When Adrian "A.d." Pugh asked if he could ride a motorcycle across the stage of Britain’s Got Talent dressed as a pirate with a battery-powered chainsaw tucked into his scabbard, he was met with a reluctant yes.
The judges "couldn’t press the X buttons quick enough", the now Waitati-based chainsaw-carver said. "It was brilliant ..
. there was like smoke and they were all kind of totally flustered." "Simon Cowell said, ‘That’s probably the most stupid act I’ve ever seen in my life’.
" The former fire-juggler and circus performer, who now operates a Waitati-based chainsaw-carving business with his partner, still wants to make people laugh. His business, called Little Tree Garden Craft, has been fashioning timber garden frames for the past three years, while drawing upon the same skills to create chainsaw-carved sculptures — including a dolphin, whale’s tail and a hippo named Henrietta.

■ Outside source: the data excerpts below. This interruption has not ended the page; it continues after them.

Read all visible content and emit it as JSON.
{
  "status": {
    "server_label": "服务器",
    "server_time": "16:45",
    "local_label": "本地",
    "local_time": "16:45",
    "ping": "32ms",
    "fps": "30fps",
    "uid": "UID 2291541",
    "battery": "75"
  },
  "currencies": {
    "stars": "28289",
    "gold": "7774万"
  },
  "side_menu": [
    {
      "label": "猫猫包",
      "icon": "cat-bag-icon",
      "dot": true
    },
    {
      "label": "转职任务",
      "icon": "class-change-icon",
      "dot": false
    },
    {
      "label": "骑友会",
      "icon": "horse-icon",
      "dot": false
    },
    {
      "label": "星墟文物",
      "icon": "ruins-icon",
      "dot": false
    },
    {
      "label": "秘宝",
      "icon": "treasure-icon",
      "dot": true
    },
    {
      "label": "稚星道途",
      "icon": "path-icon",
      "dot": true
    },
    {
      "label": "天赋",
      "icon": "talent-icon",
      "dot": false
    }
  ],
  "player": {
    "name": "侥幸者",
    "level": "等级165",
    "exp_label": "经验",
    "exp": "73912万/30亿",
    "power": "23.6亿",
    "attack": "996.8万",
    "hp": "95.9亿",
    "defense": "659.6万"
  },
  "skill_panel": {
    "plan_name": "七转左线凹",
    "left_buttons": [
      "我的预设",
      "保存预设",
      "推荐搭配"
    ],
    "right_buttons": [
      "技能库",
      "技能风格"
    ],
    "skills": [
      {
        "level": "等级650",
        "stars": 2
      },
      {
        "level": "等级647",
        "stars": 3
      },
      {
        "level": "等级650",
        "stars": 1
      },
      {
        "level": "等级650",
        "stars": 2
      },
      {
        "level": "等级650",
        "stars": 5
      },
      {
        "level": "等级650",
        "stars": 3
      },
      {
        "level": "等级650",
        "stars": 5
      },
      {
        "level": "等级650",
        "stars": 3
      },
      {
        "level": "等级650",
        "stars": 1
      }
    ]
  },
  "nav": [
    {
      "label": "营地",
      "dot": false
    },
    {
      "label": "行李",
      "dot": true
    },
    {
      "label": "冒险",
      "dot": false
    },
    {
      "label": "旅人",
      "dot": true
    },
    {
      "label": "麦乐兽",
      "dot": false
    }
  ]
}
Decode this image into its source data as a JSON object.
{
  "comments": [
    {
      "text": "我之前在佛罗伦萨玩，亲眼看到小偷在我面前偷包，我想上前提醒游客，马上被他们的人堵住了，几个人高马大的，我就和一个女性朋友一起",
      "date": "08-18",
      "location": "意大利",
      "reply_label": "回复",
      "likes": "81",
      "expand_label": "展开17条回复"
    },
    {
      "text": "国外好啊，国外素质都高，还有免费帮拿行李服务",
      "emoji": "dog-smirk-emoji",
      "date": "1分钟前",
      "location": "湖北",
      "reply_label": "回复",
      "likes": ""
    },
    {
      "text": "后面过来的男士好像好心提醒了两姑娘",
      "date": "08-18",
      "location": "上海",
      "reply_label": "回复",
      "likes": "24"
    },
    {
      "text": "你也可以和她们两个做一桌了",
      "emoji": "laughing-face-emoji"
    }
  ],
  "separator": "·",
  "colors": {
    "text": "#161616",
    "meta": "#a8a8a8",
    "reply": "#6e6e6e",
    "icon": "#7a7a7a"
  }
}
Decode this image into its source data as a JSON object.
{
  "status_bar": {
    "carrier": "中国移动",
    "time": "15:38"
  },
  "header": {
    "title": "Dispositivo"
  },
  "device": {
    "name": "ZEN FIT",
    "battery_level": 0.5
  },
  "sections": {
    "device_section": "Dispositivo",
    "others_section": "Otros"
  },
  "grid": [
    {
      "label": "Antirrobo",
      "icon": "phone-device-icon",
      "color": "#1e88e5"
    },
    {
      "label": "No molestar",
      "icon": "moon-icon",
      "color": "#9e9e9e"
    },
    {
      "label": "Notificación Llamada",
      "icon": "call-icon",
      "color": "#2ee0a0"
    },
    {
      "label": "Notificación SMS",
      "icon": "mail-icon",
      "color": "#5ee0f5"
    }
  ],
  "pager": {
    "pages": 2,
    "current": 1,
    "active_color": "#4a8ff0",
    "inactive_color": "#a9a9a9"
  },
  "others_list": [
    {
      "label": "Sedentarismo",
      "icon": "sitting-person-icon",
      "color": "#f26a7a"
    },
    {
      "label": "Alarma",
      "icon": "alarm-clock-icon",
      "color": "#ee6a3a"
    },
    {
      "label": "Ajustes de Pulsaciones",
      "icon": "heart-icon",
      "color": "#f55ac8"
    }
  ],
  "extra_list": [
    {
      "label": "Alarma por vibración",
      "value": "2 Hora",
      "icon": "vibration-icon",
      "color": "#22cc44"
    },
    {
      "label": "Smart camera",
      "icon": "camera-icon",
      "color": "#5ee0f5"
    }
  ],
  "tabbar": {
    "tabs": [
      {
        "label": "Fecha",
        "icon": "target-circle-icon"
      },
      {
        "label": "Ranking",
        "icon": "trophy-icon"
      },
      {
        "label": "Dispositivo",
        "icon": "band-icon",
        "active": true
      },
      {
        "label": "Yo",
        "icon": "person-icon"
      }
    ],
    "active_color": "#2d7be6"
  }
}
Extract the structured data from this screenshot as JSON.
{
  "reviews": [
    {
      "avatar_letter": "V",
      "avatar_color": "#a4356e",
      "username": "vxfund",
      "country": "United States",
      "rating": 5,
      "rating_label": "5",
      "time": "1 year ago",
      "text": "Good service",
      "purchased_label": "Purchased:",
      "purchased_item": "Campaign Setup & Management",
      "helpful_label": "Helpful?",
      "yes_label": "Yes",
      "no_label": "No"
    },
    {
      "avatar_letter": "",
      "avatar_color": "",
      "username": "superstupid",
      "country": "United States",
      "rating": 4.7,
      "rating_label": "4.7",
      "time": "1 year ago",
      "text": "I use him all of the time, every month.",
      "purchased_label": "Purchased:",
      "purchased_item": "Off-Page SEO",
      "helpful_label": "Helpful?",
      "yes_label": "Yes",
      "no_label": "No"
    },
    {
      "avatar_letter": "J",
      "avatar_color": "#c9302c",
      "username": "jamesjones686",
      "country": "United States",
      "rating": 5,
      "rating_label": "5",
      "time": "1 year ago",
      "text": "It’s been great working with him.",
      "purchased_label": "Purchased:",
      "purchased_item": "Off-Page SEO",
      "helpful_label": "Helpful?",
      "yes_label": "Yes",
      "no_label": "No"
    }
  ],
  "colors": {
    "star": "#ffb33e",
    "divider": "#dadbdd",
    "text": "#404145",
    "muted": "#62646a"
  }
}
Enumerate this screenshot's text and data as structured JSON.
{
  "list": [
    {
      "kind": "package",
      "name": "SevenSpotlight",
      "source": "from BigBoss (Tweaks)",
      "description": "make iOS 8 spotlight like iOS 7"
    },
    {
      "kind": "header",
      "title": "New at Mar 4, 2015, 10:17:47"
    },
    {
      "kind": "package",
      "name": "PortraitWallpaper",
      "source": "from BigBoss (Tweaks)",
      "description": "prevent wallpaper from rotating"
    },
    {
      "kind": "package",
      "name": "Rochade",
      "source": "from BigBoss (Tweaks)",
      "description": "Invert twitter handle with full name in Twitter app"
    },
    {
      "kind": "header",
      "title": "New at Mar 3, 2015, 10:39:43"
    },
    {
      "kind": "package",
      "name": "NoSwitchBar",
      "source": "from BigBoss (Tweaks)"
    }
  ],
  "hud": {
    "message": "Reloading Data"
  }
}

Mr Pugh, also known as Capt’n Chainsaw, said before moving to Waitati he had spent 25 years in the United Kingdom working with the "Tree Pirates" — a "relatively infamous" chainsaw-carving team known for their massive multi-piece chainsaw-carved sculpture commissions.
Waitati-based chainsaw carver Adrian ‘‘A.d’’ Pugh poses with one of his creations Henrietta the Hippo in the waters of Blueskin Bay. PHOTO: GREGOR RICHARDSON In 2008, Mr Pugh featured on Britain’s Got Talent in full pirate garb and "hacked away" at watermelons with a chainsaw in front of Amanda Holden, Pi.